My calculations indicate that such a path indeed exists. It consists of a straight dash at the beginning, and another at the end, joined by a smooth curve that keeps the length of the projected backward path the same as what the forward path finally ends up being. Specifically, the swimmer aims at an angle of 3.2453 radians for a distance of 0.079 initially and makes a straight dash of length 3.3168 to the shore at an angle of 3.5038 radians at the end. These two straight line segments are joined by a smooth curve until about time 0.187, during which the distance from the moving reverse target is kept such that the projected backward path time remains constant. As the destination reveals, the path time is 3.5038, slightly better than that of the arc-tangent strategy. (Disclaimer: This is a new solution that has not been time-tested. It could have some unapparent flaw or need some modifications.)
(Update: The above disclaimer turns out to have been warranted. Two reversals by the bear, the first at the end of the initial straight-line segment and the second 0.19 units later, lengthen the path length to more than 3.5041.)
To address the bonus 1 question, there is no reason to think that the arc-tangent strategy and this new solution will not apply if the radius of the lake were 4.5 units with the bear’s running speed 4.5 times that of the swimmer.
After the safety-first, squirrel-assisted time of over 4, these improved strategies get the swimmer unbelievably close to the minimum possible time of 3.5!
It is possible that this straight line-curve-straight line path can be optimized a little further. These kinds of path-length calculations are tricky to do, and it is even trickier to prove that the path can withstand all kinds of disruptions by the bear reversing its direction.

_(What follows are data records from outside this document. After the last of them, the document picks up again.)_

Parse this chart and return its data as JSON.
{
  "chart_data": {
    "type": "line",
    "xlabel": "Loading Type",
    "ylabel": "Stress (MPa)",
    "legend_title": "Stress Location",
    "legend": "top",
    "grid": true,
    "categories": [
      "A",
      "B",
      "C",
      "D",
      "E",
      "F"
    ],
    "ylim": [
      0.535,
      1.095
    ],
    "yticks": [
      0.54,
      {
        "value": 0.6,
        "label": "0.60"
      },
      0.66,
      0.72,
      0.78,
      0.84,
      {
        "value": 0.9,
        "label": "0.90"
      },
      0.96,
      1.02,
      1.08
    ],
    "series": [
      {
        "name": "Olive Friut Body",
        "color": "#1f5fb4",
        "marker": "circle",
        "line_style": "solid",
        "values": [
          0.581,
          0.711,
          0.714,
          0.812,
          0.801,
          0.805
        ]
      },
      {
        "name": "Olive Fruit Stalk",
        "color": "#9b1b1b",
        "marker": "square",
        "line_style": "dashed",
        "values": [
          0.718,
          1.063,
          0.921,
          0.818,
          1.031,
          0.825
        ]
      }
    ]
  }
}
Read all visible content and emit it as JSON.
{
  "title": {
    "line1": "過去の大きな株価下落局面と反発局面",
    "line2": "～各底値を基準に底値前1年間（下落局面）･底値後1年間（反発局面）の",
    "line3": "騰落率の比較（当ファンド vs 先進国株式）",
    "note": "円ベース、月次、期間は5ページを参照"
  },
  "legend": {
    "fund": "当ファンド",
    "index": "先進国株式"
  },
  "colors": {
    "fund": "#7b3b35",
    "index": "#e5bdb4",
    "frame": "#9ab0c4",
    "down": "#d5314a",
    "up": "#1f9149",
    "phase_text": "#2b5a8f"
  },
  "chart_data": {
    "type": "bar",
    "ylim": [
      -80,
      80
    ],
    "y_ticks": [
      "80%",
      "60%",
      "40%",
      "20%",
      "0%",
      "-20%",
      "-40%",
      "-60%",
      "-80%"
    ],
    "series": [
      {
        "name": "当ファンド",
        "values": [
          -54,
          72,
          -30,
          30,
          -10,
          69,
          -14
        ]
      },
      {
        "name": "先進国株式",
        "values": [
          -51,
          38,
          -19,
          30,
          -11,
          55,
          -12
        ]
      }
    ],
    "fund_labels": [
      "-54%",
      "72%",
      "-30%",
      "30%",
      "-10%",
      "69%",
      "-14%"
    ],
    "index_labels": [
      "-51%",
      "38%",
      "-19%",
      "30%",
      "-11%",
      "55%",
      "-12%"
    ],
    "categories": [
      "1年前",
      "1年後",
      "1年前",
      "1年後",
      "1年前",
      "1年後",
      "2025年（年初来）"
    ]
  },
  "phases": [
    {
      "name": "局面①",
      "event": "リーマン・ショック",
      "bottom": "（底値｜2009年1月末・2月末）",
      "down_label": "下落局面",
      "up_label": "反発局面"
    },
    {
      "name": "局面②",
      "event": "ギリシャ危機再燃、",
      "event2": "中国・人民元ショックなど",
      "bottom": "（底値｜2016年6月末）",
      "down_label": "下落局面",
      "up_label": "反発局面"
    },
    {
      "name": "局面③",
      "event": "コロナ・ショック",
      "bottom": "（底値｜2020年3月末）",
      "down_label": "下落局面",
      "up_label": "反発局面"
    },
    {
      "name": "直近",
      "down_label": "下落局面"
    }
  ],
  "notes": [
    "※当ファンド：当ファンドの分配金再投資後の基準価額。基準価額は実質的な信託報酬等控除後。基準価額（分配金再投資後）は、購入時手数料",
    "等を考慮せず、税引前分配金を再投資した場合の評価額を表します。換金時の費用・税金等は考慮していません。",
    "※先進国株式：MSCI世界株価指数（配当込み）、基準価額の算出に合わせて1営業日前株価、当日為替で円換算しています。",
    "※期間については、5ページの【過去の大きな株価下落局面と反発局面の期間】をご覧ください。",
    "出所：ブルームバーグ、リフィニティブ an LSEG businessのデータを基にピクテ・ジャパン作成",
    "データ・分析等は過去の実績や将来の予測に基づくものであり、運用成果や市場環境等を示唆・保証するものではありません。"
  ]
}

What if the bear reverses a second time? This is not as disruptive as it might seem for two reasons. First, notice that a reversal is costly for the bear: In every reversal, it gives up any gain on the swimmer that it has already achieved, so the reversal has a penalty of reducing the reach of the reverse path by twice the length of the reversed segment. Second, the bear is running out of time: The closer the swimmer gets to shore, the less effective the reversal is in increasing path length, until it completely ceases to be effective when the swimmer’s distance from the bear’s antipode reaches π.
(Update: While a second reversal by the bear has smaller effects on the swimmer’s path length as stated above, it can nevertheless increase the path length enough to disqualify some solutions, as described above in case of the straight line-curve-straight line path.)
Thank you to all who dived into this puzzle. If you come up with a better time for puzzle 2, please post it here. I will also post further details of the solution presented here. Please let me know if I’ve made a mistake in any of these calculations, or if you can think of a way that allows the bear to lengthen the swimmer’s path that I may have missed. The prize for this puzzle goes to Paolo Abiuso and Jonathan Barmak, who argued eloquently for their two competing strategies. Congratulations to the winners and see you next time for new Insights!
Updates: October 4, 2021
Further analysis of the straight line-curve-straight line path based on a discussion initiated by Michel shows that this path can be lengthened by the bear beyond the length of the arc-tangent solution by performing two reversals of direction at strategic points in the path. Therefore, the arc-tangent path of 3.5041 is indeed the shortest path: It cannot be disrupted by multiple reversals for the reason detailed in the original solution. The straight line-curve-straight line path remains the shortest path if the bear is allowed only one reversal, but that is an arbitrary restriction.